Les Petites Poucettes(2) n’ont pas accompagné l’arrivée du numérique, elles vivent dedans. N’on-t-elles p as été baptisées : “Digital Natives” ? De l’avis de quelques aînés, elles seraient guettées par l’illettrisme, incapables de se concentrer, sans culture générale… En somme, on craint pour l’intelligence de ces générations internet ou “Y”, comme s’amusent à les qualifier quelques analystes, en référence à la forme des fils des écouteur s ou plus sérieuse me nt a u phonétisme de “pourquoi” en anglais (Why). Michel Serres rappelle sagement qu’à chaque révolution, “on craint tout perdre”. “Les inventions de l’écriture, de l’imprimerie ou du numérique touchent, incontestablement, à nos facultés de concentration et de mémorisation. Certains parlent de cerveau vide. Mais on n’a pas le cerveau vide, on a le cerveau libre ! Au moment de la révolution de l’écriture, on invente la géométrie ; au moment de la révolution de l’imprimerie, on invente la science expérimentale. Aujourd’hui, on perd des choses, mais l’expérience historique nous montre à quel point on gagne quand on perd !

Il parie sur le développement de facultés cognitives comme l’imagination, l’invention, l’intuition, l’innovation.

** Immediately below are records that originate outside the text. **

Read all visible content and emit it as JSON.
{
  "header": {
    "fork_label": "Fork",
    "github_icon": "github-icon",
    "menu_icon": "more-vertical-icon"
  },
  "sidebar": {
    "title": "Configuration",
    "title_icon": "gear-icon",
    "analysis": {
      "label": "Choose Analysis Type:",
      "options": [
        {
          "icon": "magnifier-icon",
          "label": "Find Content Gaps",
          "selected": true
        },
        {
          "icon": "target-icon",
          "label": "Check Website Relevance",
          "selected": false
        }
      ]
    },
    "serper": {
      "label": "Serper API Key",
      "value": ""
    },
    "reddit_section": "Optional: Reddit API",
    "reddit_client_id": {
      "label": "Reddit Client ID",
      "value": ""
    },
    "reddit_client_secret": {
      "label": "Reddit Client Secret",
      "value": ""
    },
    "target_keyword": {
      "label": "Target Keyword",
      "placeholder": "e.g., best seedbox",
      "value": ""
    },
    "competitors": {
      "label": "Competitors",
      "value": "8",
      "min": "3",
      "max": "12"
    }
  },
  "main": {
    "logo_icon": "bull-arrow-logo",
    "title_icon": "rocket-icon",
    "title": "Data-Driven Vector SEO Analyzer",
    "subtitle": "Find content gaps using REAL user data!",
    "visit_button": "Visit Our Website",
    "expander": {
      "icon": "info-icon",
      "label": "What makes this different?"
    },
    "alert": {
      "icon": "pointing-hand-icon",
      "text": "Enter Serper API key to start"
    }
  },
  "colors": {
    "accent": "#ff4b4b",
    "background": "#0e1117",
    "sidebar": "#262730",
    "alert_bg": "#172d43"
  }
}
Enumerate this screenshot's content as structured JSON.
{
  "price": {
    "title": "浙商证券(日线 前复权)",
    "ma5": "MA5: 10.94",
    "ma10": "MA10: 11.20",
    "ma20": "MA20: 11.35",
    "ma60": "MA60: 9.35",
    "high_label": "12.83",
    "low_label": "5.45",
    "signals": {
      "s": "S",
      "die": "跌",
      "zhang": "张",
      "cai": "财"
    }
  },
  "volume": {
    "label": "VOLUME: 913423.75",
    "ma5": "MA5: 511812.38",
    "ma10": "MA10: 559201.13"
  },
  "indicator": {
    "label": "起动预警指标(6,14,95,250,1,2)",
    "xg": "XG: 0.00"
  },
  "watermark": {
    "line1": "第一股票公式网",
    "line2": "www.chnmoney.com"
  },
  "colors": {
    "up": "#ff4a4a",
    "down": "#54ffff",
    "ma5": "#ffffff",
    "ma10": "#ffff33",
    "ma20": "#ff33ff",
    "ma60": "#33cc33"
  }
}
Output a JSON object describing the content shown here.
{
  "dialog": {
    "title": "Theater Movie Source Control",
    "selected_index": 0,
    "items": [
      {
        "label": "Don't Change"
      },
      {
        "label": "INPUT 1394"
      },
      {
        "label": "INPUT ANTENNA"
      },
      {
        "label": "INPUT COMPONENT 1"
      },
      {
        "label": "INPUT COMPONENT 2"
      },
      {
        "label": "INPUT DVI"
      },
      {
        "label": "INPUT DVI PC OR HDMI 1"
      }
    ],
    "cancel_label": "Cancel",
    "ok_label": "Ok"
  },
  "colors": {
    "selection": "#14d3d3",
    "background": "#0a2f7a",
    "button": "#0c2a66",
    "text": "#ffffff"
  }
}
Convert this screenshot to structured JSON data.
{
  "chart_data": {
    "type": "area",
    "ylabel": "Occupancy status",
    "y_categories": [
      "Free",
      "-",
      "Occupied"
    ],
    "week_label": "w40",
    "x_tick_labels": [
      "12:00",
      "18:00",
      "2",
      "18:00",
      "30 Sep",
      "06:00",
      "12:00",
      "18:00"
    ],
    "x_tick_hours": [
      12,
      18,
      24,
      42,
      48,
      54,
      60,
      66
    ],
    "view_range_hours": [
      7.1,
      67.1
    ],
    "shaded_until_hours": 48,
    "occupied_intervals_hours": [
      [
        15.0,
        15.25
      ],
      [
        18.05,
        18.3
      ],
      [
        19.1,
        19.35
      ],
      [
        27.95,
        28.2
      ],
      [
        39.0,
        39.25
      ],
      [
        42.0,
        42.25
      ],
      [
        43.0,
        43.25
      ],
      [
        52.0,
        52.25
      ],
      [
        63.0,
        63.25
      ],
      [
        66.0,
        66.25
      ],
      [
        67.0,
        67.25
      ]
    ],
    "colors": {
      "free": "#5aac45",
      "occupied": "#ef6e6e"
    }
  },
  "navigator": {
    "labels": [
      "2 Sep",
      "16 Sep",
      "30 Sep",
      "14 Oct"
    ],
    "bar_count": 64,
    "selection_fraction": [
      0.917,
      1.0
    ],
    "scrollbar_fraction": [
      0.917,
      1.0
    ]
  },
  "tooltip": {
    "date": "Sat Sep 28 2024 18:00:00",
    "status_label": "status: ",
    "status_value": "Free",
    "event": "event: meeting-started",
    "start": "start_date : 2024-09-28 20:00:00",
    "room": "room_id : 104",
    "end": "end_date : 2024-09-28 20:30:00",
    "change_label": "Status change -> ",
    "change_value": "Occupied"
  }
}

Puis, il croit aussi au scénario de l’accumulation : “Lorsqu’on a commencé à écrire, on n’a pas arrêté pour autant de parler ; lorsqu’on a inventé l’imprimerie, on n’a pas arrêté d’écrire, et lorsqu’on a inventé Wikipédia, on n’a pas arrêté d’imprimer. Au contraire, on a même récupéré une imprimante personnelle à domicile.

Petite Poucette n’est-elle pas époustouflante ? Elle peut faire trois choses en même temps, tout en restant concentrée. Devant l’ordinateur, elle est en position de “conducteur”, assise et attentive. Une posture sans aucune commune mesure avec celle que la télévision demande d’adopter, où l’on se plante en “passager”. Reste à naviguer d’une manière intelligente dans la masse d’informations, en débusquant les stratégies de “captation” des industries du divertissement, en développant un esprit critique, en prenant du recul dans l’afflux d’informations, en usant de cette possibilité de faire entendre sa voix, d’écouter celle de milliers d’autres… Michel Serres se plaît à citer un philosophe contemporain de l’apparition de l’imprimerie, Montaigne, qui disait préférer “une tête bien faite à une tête bien pleine”. Reste aussi aux enseignants, aux médecins… à adopter un nouveau mode de relation : “la présomption de compétences”, où l’écoute doit accompagner le discours.

//CATHERINE DALOZE

(1) Michel Serres, “Petite poucette”, éd. Le Pommier, coll. Manifestes, 2012. Michel Serres intervenait ce 1er septembre, pour “Les inattendues”, festival de rencontres entre musiques et philosophies à Tournai. www.lesinattendues.be

(2) Michel Serres choisit volontairement le féminin, témoignant par là, d’un des renversements qui caractérise notre époque : la “victoire des femmes”, meilleures étudiantes.